Yesterday, Lies of Omission, the freedomista documentary-to-be, finished principal photography. My involvement with this project has been minimal, but I was there for the final day’s interviews and it was as great a meeting of minds as I’ve taken part in in years.
I was there because they had to reshoot my interview from last fall. Which I’m sure made nobody happy. T.L. and Sammi Davis both had to make long, costly extra trips. Although my trip to join them was short, I was as excited to be re-interviewed as to have my my fingernails pulled out by hot pincers. It was necessary because of sound problems on the first try. But they were also re-shooting, I understand, because even though the documentary remains underfunded, the commitment of its creators has strengthened over time and they wanted to make sure they have the best possible product.

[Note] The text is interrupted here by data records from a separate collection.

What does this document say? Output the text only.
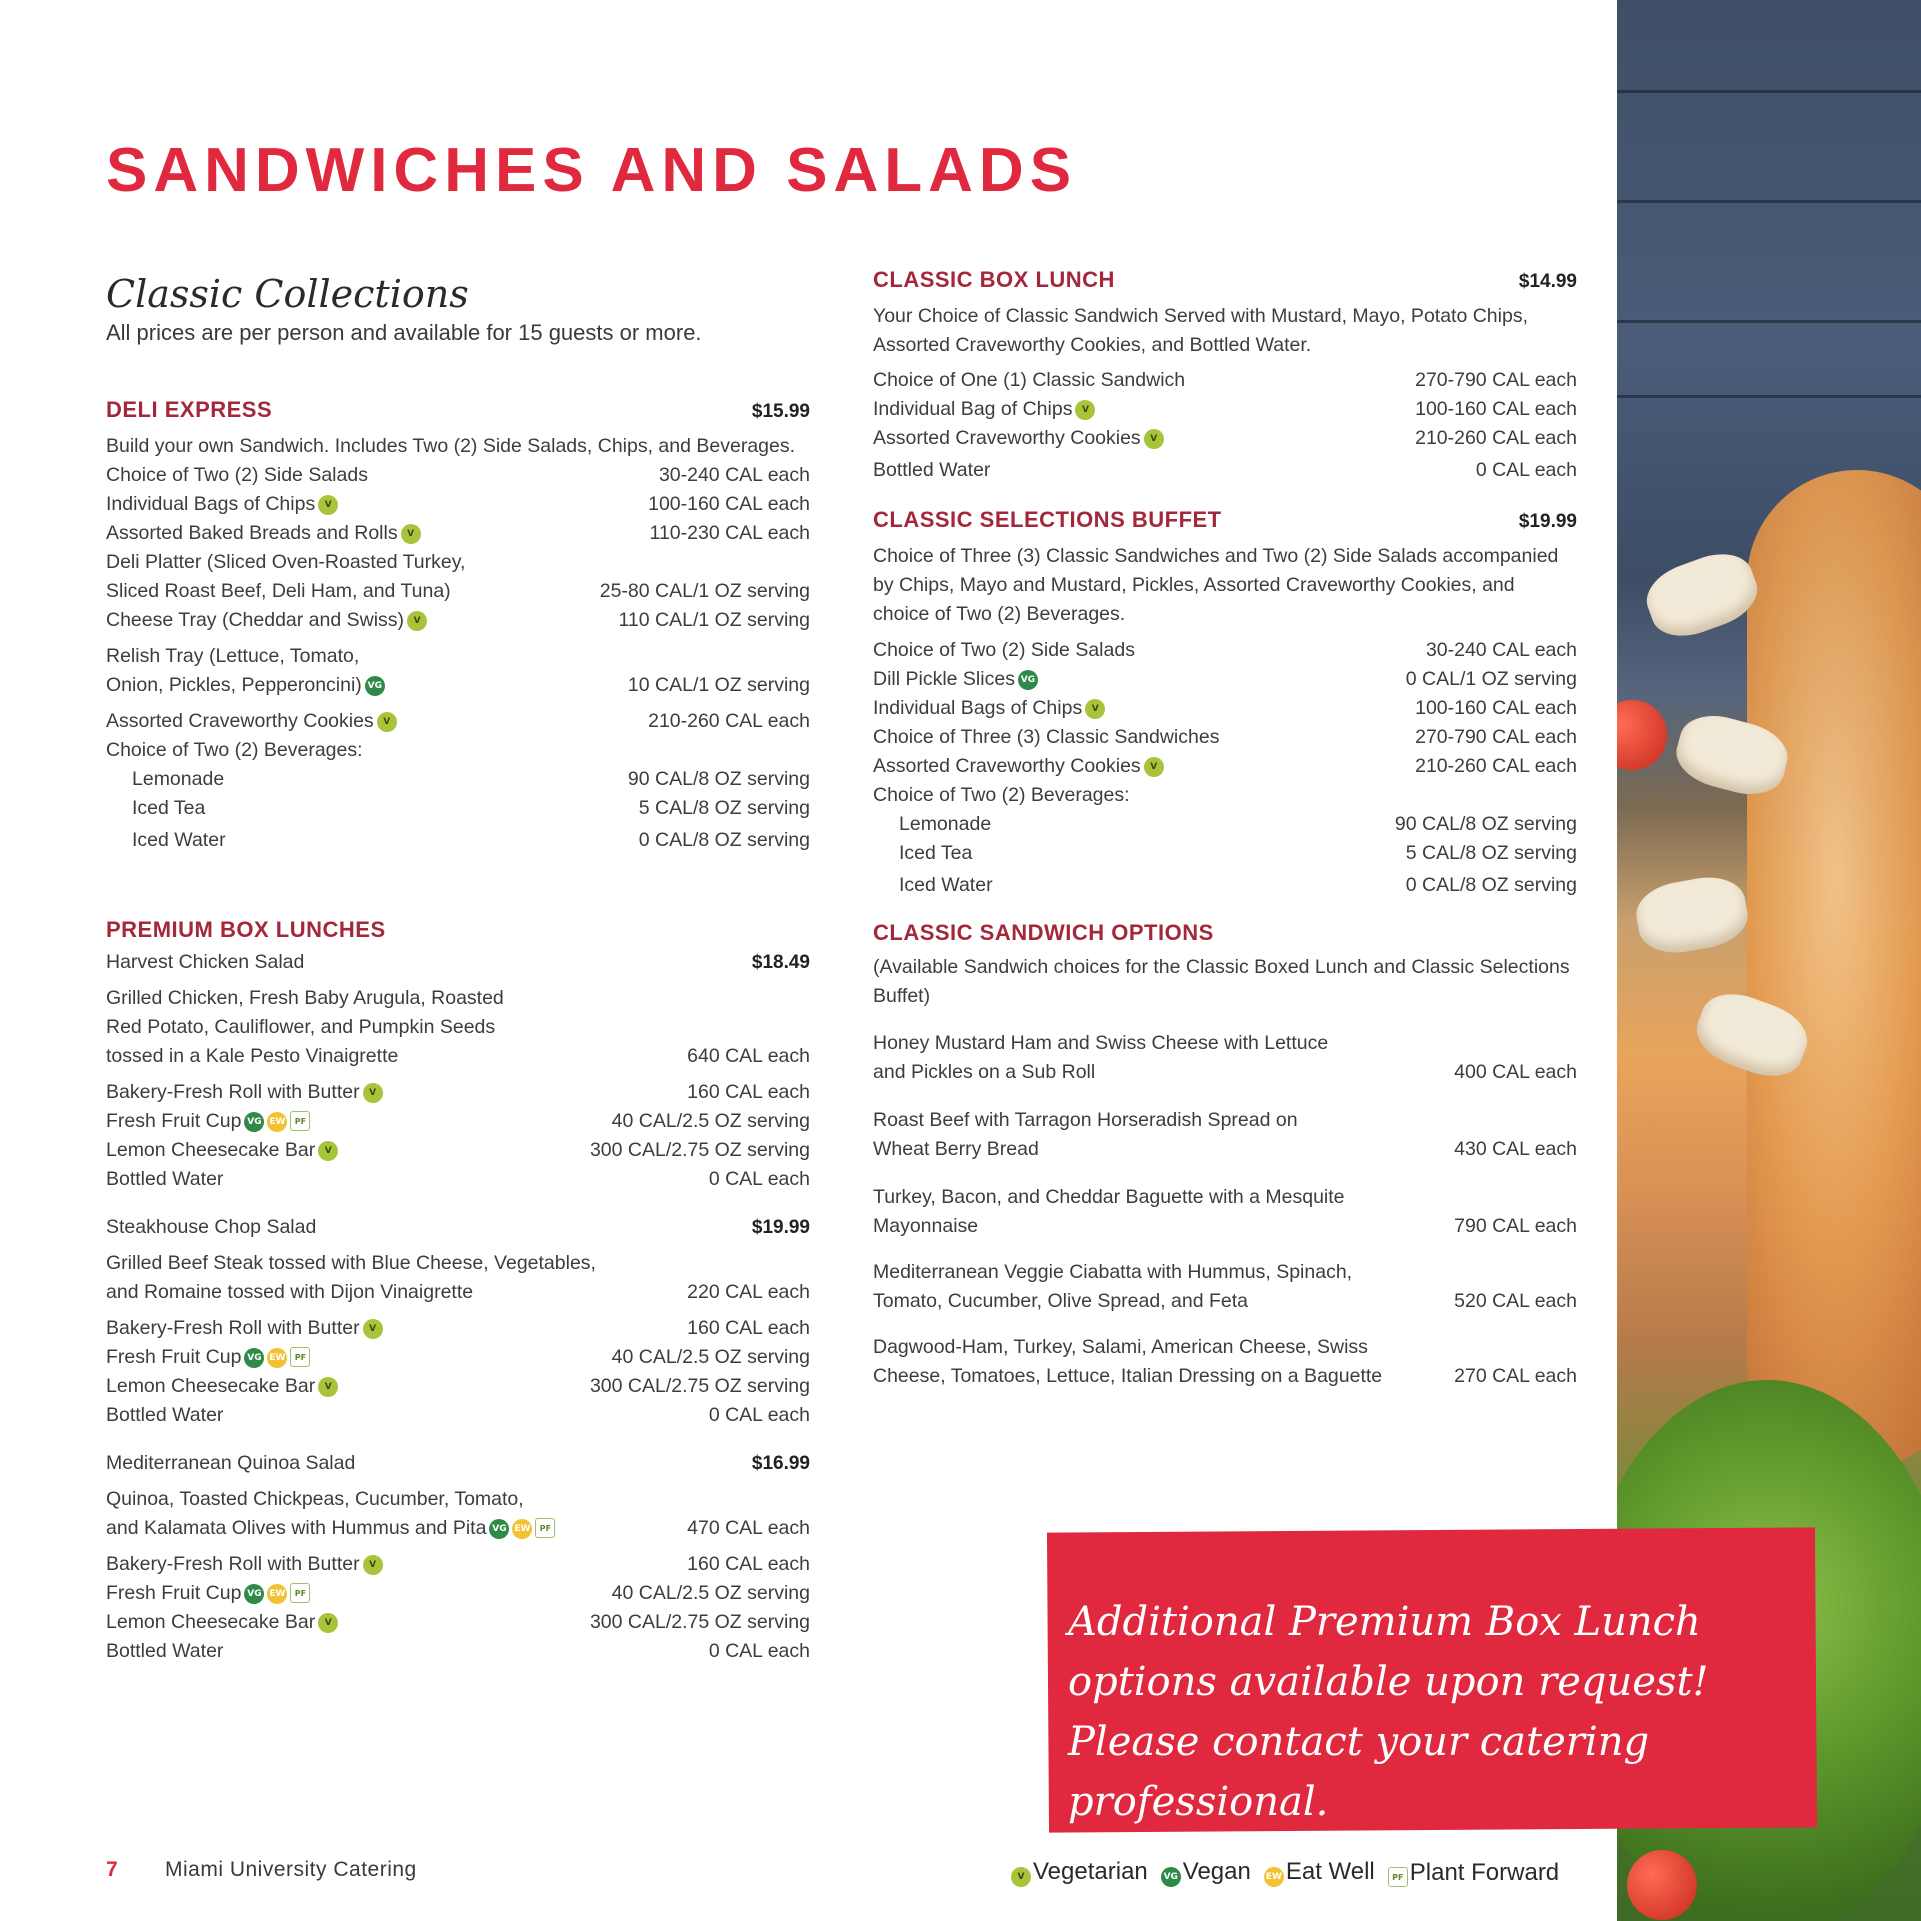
SANDWICHES AND SALADS
Classic Collections
All prices are per person and available for 15 guests or more.
DELI EXPRESS	$15.99
Build your own Sandwich. Includes Two (2) Side Salads, Chips, and Beverages.
Choice of Two (2) Side Salads	30-240 CAL each
Individual Bags of Chips V	100-160 CAL each
Assorted Baked Breads and Rolls V	110-230 CAL each
Deli Platter (Sliced Oven-Roasted Turkey,
Sliced Roast Beef, Deli Ham, and Tuna)	25-80 CAL/1 OZ serving
Cheese Tray (Cheddar and Swiss) V	110 CAL/1 OZ serving
Relish Tray (Lettuce, Tomato,
Onion, Pickles, Pepperoncini) VG	10 CAL/1 OZ serving
Assorted Craveworthy Cookies V	210-260 CAL each
Choice of Two (2) Beverages:
Lemonade	90 CAL/8 OZ serving
Iced Tea	5 CAL/8 OZ serving
Iced Water	0 CAL/8 OZ serving
PREMIUM BOX LUNCHES
Harvest Chicken Salad	$18.49
Grilled Chicken, Fresh Baby Arugula, Roasted
Red Potato, Cauliflower, and Pumpkin Seeds
tossed in a Kale Pesto Vinaigrette	640 CAL each
Bakery-Fresh Roll with Butter V	160 CAL each
Fresh Fruit Cup VG EW PF	40 CAL/2.5 OZ serving
Lemon Cheesecake Bar V	300 CAL/2.75 OZ serving
Bottled Water	0 CAL each
Steakhouse Chop Salad	$19.99
Grilled Beef Steak tossed with Blue Cheese, Vegetables,
and Romaine tossed with Dijon Vinaigrette	220 CAL each
Bakery-Fresh Roll with Butter V	160 CAL each
Fresh Fruit Cup VG EW PF	40 CAL/2.5 OZ serving
Lemon Cheesecake Bar V	300 CAL/2.75 OZ serving
Bottled Water	0 CAL each
Mediterranean Quinoa Salad	$16.99
Quinoa, Toasted Chickpeas, Cucumber, Tomato,
and Kalamata Olives with Hummus and Pita VG EW PF	470 CAL each
Bakery-Fresh Roll with Butter V	160 CAL each
Fresh Fruit Cup VG EW PF	40 CAL/2.5 OZ serving
Lemon Cheesecake Bar V	300 CAL/2.75 OZ serving
Bottled Water	0 CAL each
CLASSIC BOX LUNCH	$14.99
Your Choice of Classic Sandwich Served with Mustard, Mayo, Potato Chips,
Assorted Craveworthy Cookies, and Bottled Water.
Choice of One (1) Classic Sandwich	270-790 CAL each
Individual Bag of Chips V	100-160 CAL each
Assorted Craveworthy Cookies V	210-260 CAL each
Bottled Water	0 CAL each
CLASSIC SELECTIONS BUFFET	$19.99
Choice of Three (3) Classic Sandwiches and Two (2) Side Salads accompanied
by Chips, Mayo and Mustard, Pickles, Assorted Craveworthy Cookies, and
choice of Two (2) Beverages.
Choice of Two (2) Side Salads	30-240 CAL each
Dill Pickle Slices VG	0 CAL/1 OZ serving
Individual Bags of Chips V	100-160 CAL each
Choice of Three (3) Classic Sandwiches	270-790 CAL each
Assorted Craveworthy Cookies V	210-260 CAL each
Choice of Two (2) Beverages:
Lemonade	90 CAL/8 OZ serving
Iced Tea	5 CAL/8 OZ serving
Iced Water	0 CAL/8 OZ serving
CLASSIC SANDWICH OPTIONS
(Available Sandwich choices for the Classic Boxed Lunch and Classic Selections
Buffet)
Honey Mustard Ham and Swiss Cheese with Lettuce
and Pickles on a Sub Roll	400 CAL each
Roast Beef with Tarragon Horseradish Spread on
Wheat Berry Bread	430 CAL each
Turkey, Bacon, and Cheddar Baguette with a Mesquite
Mayonnaise	790 CAL each
Mediterranean Veggie Ciabatta with Hummus, Spinach,
Tomato, Cucumber, Olive Spread, and Feta	520 CAL each
Dagwood-Ham, Turkey, Salami, American Cheese, Swiss
Cheese, Tomatoes, Lettuce, Italian Dressing on a Baguette	270 CAL each
Additional Premium Box Lunch
options available upon request!
Please contact your catering professional.
7 Miami University Catering	V Vegetarian	VG Vegan	EW Eat Well	PF Plant Forward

They wrapped on the very day they read this New York Times piece saying that documentary producers, distributors, and film festivals are now seeking “more conservative content.” (If the Sundance crowd were merely admitting, as so many other liberals and mainstreamers have in the wake of the election, that they’d “misjudged America,” I’d dismiss it as breast-beating BS. But they admit they’re leaving cash on the table by ignoring a proven-significant audience.) So who knows?
The current money-plea for the film, mostly to fund b-roll footage and images that must be purchased from outside sources, is half-way to goal. I have no idea how the original Indigogo fundraiser turned out, as that site has decided to block me from access, presumably because I use a VPN. Here’s T.L.’s current update.
There were others present and involved in yesterday’s shoot. I was privileged to be among some of freedom’s finest minds and spirits. Since I didn’t ask their permission, I shouldn’t say who-all was present. It was a small group, but made up of powerful do-ers. Some would call themselves constitutional conservatives, maybe libertarian-leaning, maybe libertarian. I was probably the only free-market anarchist in the room. But we were all freedomistas to the core. And the expertise in that room for thinking things ups and getting things done was primo.
These were not members of think tanks or people known to the media. They were ordinary people, mostly unknown outside the freedom movement (and some unknown by choice). But … well, they and their accomplishments were impressive. I actually felt like the least of them all. Not that they did anything to cause me to feel that way. On the contrary; they treated me like a VIP (one literally catered to my every whim). And we laughed. Oh my goodness, I haven’t laughed so much in a long time.
I think that’s one of the things I like the most about real doers and movers in the freedom world. They’re bright people with wide-ranging minds and encyclopedic knowledge of politics, history, and culture. They hold a range of viewpoints about government and about significant issues like immigration and abortion. But they get that we’re all in this together. And they really get that sometimes a good laugh is the most needed thing.